Justice – Week 7 Round-up
Where I reflect on moral default settings, power and the beige beauty of justice.
Halfway through this project, I decided to look back and read through my first six posts: what I did, what I learned, and what new insights emerged about justice.
The practice brought up all sorts of unpleasant emotions: grief, anguish, disgust. No wonder: it cast a harsh light on my own moral fabric. I was socialised to cheat the system. To this day, I have an inner tendency to value strength and cunning over righteous obedience. I rarely default to moral outrage, and suspect anyone who does of stupidity. I also tend to respect whoever chooses to work in the entrails of the system over those who adopt a morally comfortable position. All of which is pure bias, of course, with an extra layer of inherited prejudice. My family ‘knows’ about Arabs, women, Africans, and shared that ‘knowledge’ over dinner throughout my early years. Stories were implanted in me young, ingraining a certain worldview. So much so that efforts at decolonizing or depatriarchalizing my brain – the pre-condition of justice – feel like a betrayal of my own tradition.

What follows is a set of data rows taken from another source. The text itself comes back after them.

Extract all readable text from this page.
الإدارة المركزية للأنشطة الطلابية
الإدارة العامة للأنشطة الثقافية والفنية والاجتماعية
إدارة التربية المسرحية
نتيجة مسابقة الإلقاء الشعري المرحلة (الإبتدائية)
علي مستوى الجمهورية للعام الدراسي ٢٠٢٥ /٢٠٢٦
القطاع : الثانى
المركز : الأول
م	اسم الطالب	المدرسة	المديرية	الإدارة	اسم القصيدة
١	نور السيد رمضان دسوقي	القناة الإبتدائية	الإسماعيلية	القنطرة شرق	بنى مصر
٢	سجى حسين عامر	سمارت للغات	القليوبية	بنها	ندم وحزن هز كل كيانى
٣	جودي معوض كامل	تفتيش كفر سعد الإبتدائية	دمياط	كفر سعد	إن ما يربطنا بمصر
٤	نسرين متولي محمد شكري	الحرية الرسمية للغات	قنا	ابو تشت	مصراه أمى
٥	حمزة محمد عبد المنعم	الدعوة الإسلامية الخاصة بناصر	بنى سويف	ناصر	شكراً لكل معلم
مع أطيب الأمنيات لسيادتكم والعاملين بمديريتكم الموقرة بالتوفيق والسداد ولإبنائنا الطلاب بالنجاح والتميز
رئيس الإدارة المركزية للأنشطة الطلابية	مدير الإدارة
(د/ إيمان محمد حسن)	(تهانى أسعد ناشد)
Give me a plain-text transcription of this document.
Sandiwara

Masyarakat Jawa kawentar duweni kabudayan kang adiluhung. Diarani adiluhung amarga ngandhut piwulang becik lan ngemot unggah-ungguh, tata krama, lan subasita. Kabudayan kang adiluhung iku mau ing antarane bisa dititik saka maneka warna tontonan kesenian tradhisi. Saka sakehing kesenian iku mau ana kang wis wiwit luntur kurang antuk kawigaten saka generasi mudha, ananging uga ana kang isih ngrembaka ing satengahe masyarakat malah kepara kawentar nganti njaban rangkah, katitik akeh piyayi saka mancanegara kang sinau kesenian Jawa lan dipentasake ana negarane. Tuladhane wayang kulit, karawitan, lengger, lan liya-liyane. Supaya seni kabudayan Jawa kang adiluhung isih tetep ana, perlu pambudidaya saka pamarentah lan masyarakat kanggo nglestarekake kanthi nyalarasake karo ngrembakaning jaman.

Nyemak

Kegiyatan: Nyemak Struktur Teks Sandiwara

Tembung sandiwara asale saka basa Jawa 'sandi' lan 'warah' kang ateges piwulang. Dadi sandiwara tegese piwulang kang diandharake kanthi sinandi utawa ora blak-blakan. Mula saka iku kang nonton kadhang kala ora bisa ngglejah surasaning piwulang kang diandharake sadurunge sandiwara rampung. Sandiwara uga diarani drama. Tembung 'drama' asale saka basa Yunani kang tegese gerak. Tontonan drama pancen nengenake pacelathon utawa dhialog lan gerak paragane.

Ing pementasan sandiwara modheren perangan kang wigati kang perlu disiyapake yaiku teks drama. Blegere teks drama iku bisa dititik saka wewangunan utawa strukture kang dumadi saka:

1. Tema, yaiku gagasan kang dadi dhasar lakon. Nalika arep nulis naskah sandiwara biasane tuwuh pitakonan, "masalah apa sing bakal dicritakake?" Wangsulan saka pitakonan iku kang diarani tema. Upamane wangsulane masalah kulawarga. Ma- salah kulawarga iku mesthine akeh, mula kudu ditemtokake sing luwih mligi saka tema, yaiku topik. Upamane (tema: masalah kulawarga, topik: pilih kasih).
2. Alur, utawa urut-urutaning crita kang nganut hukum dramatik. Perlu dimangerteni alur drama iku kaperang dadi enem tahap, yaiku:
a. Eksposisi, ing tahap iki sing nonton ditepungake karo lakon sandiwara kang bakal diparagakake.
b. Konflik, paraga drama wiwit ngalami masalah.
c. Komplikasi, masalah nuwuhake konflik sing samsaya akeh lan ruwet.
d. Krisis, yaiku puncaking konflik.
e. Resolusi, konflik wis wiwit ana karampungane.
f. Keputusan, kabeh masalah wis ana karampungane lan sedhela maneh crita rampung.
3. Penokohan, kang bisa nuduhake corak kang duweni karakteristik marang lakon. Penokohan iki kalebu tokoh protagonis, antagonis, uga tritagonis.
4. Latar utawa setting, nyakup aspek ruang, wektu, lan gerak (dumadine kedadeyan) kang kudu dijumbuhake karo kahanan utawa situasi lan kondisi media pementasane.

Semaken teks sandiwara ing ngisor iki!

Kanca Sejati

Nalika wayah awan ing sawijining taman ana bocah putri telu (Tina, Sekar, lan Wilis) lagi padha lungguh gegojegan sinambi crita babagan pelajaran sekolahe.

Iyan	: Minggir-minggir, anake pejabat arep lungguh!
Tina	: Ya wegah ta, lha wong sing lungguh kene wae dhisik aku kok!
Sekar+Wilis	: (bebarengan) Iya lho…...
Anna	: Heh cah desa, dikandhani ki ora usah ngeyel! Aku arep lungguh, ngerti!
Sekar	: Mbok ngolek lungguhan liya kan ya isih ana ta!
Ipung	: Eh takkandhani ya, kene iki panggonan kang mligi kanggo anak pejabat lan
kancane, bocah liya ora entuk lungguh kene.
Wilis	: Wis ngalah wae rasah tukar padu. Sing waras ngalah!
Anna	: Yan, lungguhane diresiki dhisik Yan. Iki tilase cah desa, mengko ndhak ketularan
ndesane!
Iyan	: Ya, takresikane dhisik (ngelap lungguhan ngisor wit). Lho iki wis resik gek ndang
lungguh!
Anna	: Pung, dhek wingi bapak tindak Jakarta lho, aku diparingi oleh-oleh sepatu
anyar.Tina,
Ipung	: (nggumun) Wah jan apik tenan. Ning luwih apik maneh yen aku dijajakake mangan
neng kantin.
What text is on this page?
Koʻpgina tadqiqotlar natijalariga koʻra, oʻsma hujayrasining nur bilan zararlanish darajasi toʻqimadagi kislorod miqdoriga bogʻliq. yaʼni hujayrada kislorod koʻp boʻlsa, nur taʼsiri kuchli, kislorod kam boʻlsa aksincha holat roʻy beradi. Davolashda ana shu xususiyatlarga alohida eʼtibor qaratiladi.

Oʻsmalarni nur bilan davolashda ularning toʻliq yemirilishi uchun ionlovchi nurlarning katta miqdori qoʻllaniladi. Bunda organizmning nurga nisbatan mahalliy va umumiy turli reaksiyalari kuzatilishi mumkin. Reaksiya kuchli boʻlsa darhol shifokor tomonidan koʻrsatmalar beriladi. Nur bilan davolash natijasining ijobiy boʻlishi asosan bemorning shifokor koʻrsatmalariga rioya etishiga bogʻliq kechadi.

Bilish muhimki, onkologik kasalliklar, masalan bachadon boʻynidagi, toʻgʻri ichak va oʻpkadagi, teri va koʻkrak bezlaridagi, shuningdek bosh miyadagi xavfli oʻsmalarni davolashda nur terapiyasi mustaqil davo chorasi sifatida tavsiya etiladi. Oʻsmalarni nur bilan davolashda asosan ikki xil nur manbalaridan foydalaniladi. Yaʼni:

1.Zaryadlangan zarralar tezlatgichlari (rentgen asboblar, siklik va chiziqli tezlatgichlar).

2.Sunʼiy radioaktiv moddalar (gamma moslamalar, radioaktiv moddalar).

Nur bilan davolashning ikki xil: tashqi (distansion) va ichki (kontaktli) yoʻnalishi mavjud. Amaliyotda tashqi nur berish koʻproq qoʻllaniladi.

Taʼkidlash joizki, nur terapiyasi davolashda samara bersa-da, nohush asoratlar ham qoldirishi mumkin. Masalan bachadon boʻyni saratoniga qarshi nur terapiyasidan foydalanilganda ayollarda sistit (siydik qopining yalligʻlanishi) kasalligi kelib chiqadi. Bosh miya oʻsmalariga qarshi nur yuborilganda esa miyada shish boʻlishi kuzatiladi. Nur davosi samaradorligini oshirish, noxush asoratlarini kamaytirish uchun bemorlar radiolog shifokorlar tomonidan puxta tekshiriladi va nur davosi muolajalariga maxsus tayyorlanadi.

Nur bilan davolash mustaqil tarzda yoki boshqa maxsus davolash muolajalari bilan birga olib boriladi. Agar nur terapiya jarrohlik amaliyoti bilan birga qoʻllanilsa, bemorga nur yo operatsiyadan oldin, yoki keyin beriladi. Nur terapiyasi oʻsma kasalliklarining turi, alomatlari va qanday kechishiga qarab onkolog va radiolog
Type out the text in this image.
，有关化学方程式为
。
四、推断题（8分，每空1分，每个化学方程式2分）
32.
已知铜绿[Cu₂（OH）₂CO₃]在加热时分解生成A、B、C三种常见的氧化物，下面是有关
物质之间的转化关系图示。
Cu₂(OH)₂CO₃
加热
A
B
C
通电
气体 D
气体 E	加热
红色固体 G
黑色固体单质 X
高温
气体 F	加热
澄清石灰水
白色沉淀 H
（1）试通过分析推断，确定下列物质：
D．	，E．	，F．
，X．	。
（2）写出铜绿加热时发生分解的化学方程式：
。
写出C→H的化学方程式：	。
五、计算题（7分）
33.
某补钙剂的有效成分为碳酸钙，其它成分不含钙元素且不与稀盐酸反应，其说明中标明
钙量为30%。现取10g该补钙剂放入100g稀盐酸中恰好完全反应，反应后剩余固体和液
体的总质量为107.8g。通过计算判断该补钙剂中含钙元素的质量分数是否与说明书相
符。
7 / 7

Six weeks exploring the virtue also cast a harsh light on the present world, where justice is in the service of power. Unlike Athenian democracy, which punished its corrupt generals even after a victory, we live in a system that largely dissolves responsibility for those in privileged positions. Environmental activists face harsher punishment than white collar criminals. If all the money lost to tax evasion in tax havens was shared among the 700 million people who live on less than $US 2.15 a day, it would about double their income. Our financial system is certainly not guided by principles of justice.
Or is it, from one angle? Judicial power is where we build and maintain a model of shared meaning, by integrating deviant behaviour into a shared framework. Justice demands that we find common measure between categories, so they can be weighed in the same balance. We’re hardly succeeding, of course. Our moral landscape pits the rights of one group against those of another. For a week, I tried an exercise I called ‘connecting with source’: every day, I would notice all the material things around me and mentally trace their origins. I rapidly started spiralling when I took in the levels of exploitation that my comfort depends on. Yet when I shifted perspective, extending gratitude to the people who make my life comfortable, I felt an instant shift – an urge to defend tax breaks for tradies and let the poor fend for themselves. Social justice acts in favour of the downtrodden, but it’s easy to neglect them in favour of an imagined set of hard-working people – who smell better, and are easier to love.
In short, reflecting on justice got me back to power as a default setting. There is the drive of revenge, the drama triangle, and the urge to find a perpetrator wherever we see a victim. There is our own inflexibility, doubling down on whatever position we took. Changing course requires acknowledging our own past shortcomings. In turn, we have to mourn the loss of our self-image, and accept our flaws: how uncomfortable! Then there is our incapacity to sit still, and a sense of self that demands constant business. So that we find ourselves praising those who drain our planet’s resources, for fear of having to sit in a room with nothing to do.
What can we do, then, to cultivate justice? A lot of it comes down to discernment. It’s testing that we do know the facts indeed, and have a sound model of causality. It’s testing that we have a correct model of reality, and describe how things work accurately – all so that the right people can be rewarded or punished. It’s trying to keep categories distinct, so we’re not utterly confused. In particular, it’s not mixing up money with everything else.
More fundamentally, it’s about developing a sense for what I came to call the beige beauty of justice. On the one hand, the virtue is approximate and fudges things. As the glue that binds our shared reality together, it aims for viscosity. Not every decision should be made on the basis of success and efficiency. Judges are a deliberate inhibitor holding executive power in check. None of that is very glamorous. On the other hand, justice is design excellence that keep society together. The just action is well proportioned and pleasant to behold. It comes with complete creative freedom. Unlike agonistic attorneys, the just are not in it to win, but make a thing of beauty that, for a moment at least, will temper our aspiration to drama.